Better visualization of the agarose gel is important to verify the quality of our materials all along the protocol, from initial amplifications to transcription, even more considering the length of our sample (below 100 bp). Small size samples give rise to new challenges to be visualized on gels.
In pursuit of optimisation, adjustments were made on all the parameters, here is an exhaustive list:
See final gel in the Result section. The gel was prepared using a 2% (m/V ratio) agarose composition with TBE buffer. Electrophoresis was conducted for 45 minutes at a constant voltage of 130V, and the gel was stained with Diamond Nucleic Acid Dye. The sample configuration (from left to right): 25 bp ladder, 100 bp ladder, Negative control, Positive control, Synthetic target sequences 1.1 to 1.4, Synthetic target sequences 2.1 to 2.2, 100 bp ladder, 25 bp ladder.
Obtaining a high-quality gel extends beyond parameter optimization. Depending on the choice of materials, a totally different outcome can be seen. For instance, selecting a certain fluorescent nucleic acid dye can affect both the quality of the bands and the noise during the visualization. Likewise, changing the machine necessitates modification of the combs and gel length, which influence the sample behavior under the same voltage. Agarose concentration influences the sample passage through the gel, making a lower concentration more permeable. Additionally, the quality of the agarose powder significantly impact the result consistency during the revelation.
Following the first successful detection, different conditions were tested. The first one was comparing the first and second batch of prepared RNA, while the second part contrasts the difference between raw mass per microliter (ng / µL) and normalized quantity (molecular count) per microliter (µM / µL), with also a change in either the target or the guide concentration (doubling, halving).
For the differences between old and new RNA batch as well as between ng/µL and µM/µL, check graph 2 and 3 in the Result section. For the differences between guide and target concentration, check graph 4.
This phase of the experiment investigated the difference in concentration, giving more insights about the influence on normalizing the experimental settings. It proved that normalizing gives overall better results compared to the concentration analysis, as the molarity acts as a huge factor.
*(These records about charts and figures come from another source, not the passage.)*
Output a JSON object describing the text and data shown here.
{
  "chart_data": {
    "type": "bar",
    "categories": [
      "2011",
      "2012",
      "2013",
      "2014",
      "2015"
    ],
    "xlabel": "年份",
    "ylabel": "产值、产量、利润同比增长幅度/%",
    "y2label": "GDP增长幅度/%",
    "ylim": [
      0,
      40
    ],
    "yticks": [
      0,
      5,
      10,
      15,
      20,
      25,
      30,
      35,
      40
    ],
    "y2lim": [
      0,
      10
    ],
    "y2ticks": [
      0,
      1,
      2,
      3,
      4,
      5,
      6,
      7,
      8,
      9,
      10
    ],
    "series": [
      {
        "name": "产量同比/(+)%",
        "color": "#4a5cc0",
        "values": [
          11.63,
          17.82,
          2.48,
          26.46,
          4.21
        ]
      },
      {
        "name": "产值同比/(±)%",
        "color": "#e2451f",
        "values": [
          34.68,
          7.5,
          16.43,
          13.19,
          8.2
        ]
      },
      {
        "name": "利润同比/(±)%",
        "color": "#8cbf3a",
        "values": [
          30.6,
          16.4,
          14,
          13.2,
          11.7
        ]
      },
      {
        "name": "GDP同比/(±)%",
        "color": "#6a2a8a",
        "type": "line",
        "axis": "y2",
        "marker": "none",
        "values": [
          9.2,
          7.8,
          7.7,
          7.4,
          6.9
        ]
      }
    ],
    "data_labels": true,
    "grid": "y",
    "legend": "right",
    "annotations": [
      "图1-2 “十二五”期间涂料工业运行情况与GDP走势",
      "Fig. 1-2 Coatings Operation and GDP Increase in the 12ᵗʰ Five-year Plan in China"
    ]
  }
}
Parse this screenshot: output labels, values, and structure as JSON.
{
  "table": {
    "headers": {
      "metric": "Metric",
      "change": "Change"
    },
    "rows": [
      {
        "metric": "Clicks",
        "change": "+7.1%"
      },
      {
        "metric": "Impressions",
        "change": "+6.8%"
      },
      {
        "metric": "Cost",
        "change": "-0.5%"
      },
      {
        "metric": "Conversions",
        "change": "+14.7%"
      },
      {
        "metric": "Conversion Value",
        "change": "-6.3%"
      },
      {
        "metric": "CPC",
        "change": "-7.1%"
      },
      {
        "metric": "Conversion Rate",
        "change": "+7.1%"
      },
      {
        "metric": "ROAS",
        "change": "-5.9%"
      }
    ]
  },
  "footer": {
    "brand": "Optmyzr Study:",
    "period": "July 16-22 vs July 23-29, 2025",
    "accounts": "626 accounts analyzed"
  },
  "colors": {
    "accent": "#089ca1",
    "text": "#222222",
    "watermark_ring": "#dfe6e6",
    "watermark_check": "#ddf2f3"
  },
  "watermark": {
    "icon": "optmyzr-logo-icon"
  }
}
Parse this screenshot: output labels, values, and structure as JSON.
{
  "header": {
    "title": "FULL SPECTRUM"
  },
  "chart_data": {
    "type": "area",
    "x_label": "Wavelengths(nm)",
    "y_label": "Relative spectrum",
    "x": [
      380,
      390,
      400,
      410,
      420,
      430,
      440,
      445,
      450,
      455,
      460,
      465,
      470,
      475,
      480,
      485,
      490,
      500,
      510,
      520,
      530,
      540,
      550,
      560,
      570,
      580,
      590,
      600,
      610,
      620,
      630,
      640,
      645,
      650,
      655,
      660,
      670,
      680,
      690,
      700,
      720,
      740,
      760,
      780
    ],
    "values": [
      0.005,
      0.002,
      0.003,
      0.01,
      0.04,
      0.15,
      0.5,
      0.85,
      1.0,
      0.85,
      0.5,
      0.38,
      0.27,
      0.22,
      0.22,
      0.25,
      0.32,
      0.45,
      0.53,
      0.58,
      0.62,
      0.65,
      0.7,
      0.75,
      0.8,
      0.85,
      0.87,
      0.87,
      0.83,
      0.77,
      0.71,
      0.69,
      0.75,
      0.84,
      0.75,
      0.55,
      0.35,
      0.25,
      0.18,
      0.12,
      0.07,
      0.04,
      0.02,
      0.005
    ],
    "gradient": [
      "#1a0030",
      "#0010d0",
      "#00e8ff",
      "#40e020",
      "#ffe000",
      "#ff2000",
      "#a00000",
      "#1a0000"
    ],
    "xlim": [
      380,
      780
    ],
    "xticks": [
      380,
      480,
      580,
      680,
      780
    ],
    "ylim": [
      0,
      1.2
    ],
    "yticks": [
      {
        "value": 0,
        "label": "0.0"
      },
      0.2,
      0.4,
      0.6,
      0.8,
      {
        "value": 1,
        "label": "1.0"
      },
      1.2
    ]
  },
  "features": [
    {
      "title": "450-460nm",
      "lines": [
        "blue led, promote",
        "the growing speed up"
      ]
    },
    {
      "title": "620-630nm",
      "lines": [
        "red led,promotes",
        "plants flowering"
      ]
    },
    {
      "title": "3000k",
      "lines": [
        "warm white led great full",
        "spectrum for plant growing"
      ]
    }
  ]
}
As the detection worked well from a purely in vitro context, the next step aimed to transition into an in vivo setting, using infected mosquitoes. With the support of MIVEGEC, the team acquired mosquitoes infected with deactivated viruses, ensuring a safe workplace and not preventing disease development. The goal of the experiment would be to assess if the detection works in an in vivo environment.
The initial steps involved purifying viral RNA out of the mosquitoes using Macherey-Nagel’s kit, in order to facilitate the detection process. In order to verify if detection could take place in a noisy sample, water was removed from the detection reactions and was fully replaced by mosquito juice. The most stable guide observed in the first rounds of detections, which was selected as “reference sequence”, was used in a detection reaction with purified viral mosquito RNA to see if we could detect RNA coming from a real mosquito. Lastly, we tested a detection reaction with a mix of different guides to explore the feasibility of multiplexing detection possibilities and offer more flexibility to our future automatized system.
The results of this cycle can be found in graph 5 of the Result section.
Thanks to this cycle, the viability of the detection was proved to be possible in an in vivo context, allowing future perspectives. As the detection in the purified viral RNA of the mosquitoes didn’t work, some questions rose up, including the fact that the virus included the sequence or not, as well as the adequacy of the viral charge for effective detection. In the results section, we brainstormed some improvement ideas to understand experiments that did not succeed, but also improve what already works and expand the system, to push its limits further in hopes of achieving the automatized detection system, which could help many.